Thackara was addressing a gathering at Unbox Festival 2014, the fourth edition of this annual ‘out of the box’ interdisciplinary festival, in Delhi. One of the workshops had KDIL exploring ways to redesign Kanpur’s leather factories to promote eco-friendly leather goods as well as direct linkages between producers and customers.
A diverse group made up of design school students from across the country, entrepreneurs from Pakistan, organic farmers from Bengaluru and even a former Coca-Cola executive-turned-‘open innovator’ put their heads together to redesign the industrial city’s ₹292-crore leather sector.

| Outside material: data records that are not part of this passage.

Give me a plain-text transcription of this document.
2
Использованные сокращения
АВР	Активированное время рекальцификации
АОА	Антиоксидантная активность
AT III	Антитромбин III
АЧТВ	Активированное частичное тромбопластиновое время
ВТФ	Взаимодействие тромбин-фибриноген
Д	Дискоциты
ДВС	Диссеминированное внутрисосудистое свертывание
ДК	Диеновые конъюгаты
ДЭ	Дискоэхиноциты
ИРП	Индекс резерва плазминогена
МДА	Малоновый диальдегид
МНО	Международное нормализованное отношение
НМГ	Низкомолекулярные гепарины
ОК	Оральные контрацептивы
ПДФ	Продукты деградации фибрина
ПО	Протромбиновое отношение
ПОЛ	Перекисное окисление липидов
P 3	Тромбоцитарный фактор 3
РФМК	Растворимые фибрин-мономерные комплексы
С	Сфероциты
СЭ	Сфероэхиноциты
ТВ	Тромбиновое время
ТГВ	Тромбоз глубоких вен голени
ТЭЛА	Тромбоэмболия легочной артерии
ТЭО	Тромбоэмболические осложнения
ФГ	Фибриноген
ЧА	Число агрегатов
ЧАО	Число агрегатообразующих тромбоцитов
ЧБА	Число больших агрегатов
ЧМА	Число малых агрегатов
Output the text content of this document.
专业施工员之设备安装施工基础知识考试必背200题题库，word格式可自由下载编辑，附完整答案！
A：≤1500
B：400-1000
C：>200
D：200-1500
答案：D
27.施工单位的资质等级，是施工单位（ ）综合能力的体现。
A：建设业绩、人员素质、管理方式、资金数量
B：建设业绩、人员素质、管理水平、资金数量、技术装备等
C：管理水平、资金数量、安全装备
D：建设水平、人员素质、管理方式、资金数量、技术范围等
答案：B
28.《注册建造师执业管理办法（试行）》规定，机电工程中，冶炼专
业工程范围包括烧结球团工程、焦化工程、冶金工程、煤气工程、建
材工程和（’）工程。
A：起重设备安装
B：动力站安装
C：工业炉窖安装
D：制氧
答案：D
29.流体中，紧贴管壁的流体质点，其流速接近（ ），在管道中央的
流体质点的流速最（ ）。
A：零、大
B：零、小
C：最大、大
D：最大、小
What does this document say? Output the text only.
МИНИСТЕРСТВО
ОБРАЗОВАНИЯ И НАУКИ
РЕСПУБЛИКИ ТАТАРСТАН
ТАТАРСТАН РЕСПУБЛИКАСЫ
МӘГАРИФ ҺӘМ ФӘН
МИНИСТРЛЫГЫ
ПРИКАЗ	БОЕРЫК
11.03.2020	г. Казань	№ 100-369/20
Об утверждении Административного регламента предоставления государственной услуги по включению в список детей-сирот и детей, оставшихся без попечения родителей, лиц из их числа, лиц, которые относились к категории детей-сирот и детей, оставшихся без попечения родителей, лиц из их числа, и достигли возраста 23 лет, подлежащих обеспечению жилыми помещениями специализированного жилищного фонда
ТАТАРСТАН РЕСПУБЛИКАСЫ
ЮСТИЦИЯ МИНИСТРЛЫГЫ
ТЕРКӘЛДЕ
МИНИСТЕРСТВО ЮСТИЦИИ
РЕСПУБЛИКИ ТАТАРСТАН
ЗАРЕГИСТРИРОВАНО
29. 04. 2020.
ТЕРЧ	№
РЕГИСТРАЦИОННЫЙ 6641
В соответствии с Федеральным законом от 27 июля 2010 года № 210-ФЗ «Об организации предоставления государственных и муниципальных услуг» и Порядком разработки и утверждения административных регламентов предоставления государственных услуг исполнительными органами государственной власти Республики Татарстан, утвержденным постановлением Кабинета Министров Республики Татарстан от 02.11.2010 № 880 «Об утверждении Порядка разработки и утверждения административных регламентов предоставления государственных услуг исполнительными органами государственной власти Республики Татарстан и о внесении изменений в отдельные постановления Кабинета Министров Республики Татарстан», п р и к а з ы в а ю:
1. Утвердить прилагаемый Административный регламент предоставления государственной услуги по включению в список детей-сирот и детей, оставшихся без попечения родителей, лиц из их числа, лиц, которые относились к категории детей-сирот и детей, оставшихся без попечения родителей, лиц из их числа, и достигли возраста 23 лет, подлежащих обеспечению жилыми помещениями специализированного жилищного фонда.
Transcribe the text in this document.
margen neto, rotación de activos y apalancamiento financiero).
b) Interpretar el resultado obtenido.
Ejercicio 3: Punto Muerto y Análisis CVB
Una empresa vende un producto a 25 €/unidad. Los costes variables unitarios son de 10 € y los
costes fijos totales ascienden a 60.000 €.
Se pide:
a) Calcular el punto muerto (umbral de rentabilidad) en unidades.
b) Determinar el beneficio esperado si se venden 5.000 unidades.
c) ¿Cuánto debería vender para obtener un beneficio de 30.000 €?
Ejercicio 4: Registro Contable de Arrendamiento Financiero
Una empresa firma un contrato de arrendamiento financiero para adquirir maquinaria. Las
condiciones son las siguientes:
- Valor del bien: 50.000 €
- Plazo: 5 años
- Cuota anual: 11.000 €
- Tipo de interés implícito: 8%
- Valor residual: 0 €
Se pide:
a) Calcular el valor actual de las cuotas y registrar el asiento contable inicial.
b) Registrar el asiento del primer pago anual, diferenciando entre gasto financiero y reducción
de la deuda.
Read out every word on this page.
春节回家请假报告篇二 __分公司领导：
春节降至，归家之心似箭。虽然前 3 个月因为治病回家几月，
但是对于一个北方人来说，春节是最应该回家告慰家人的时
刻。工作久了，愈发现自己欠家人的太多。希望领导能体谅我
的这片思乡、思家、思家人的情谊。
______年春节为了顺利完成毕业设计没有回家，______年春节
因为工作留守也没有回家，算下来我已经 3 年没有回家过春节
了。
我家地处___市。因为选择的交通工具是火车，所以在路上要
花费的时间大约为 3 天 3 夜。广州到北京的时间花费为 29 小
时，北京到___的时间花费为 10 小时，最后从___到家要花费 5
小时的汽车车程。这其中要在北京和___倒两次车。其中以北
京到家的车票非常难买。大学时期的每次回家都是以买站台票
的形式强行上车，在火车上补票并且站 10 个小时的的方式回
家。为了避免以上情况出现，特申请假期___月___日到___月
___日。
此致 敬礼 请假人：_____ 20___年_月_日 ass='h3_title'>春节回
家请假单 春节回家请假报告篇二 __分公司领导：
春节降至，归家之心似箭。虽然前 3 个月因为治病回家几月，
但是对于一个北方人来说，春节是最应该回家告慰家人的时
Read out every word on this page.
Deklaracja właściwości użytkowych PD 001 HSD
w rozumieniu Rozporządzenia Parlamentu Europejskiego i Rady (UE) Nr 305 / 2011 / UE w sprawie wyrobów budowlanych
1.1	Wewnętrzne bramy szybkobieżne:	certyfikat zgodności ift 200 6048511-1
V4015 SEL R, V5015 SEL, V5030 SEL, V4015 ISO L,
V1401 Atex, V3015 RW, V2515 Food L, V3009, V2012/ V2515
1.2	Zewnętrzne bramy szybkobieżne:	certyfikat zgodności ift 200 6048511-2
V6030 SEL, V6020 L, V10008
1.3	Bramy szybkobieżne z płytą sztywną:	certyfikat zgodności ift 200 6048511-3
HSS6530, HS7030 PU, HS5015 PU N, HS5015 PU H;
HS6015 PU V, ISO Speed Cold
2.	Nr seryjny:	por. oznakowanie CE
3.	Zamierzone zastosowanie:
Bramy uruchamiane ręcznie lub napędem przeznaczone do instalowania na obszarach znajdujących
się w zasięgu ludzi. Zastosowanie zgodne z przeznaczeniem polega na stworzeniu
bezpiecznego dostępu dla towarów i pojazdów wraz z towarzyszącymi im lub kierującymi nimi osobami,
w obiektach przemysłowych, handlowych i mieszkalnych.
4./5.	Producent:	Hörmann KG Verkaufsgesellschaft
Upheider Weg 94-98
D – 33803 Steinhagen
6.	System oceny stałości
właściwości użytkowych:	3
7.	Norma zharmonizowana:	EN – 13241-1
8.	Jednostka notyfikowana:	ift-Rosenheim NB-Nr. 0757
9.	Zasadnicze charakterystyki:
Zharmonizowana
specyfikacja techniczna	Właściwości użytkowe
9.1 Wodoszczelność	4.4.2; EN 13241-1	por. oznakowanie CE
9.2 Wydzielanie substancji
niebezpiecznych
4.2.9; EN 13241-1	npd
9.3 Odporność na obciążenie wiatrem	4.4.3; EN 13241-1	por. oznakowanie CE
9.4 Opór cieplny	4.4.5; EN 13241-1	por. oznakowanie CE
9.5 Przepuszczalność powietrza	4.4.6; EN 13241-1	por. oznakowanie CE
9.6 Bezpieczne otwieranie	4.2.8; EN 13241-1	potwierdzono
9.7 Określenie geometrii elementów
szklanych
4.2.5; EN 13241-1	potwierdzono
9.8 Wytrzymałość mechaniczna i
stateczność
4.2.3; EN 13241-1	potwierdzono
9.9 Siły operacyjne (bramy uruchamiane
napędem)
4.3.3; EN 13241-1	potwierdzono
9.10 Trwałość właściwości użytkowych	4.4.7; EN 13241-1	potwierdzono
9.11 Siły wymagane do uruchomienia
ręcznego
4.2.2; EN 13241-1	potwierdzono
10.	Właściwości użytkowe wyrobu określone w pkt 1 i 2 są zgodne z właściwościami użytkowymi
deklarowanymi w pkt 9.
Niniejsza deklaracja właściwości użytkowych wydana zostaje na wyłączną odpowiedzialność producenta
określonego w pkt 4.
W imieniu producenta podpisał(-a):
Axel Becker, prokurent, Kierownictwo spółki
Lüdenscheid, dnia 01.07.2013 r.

“Kanpur is where I grew up and where I have come back to now,” says Mansi Gupta, KDIL co-creator. She graduated from the School of Visual Arts, New York, before returning to her hometown. “Despite being a large industrial town, Kanpur often loses development opportunities as it remains a tier-2 city. A lab such as ours will hopefully generate opportunities to benefit livelihoods, the environment and the city itself,” she says. KDIL emerged out of Gupta’s thesis work in New York where Thackara was her adviser. “I was working on bringing pride back into factories, and ways to incorporate more mindful ways of making,” she says.
Participants at the workshop were asked to recreate a leather eco-system that facilitates maximum interaction between consumers and producers. The models they came up with included fair trade systems and branding that stresses the environmental quotient to help project the industry in a different light. Gupta hopes to translate some of these ideas into practice at the factory she is associated with back home.
“We will collaborate with design and technical schools in Kanpur, including IIT-Kanpur, as well as leather industrialists,” she says. “We need projects to make use of the production waste generated at the factories.” In the long term, she and Thackara hope the lab will help device solutions not just for the city’s leather sector but also its traffic, sanitation and garbage management. “Our idea is to help in the city’s development,” Gupta says.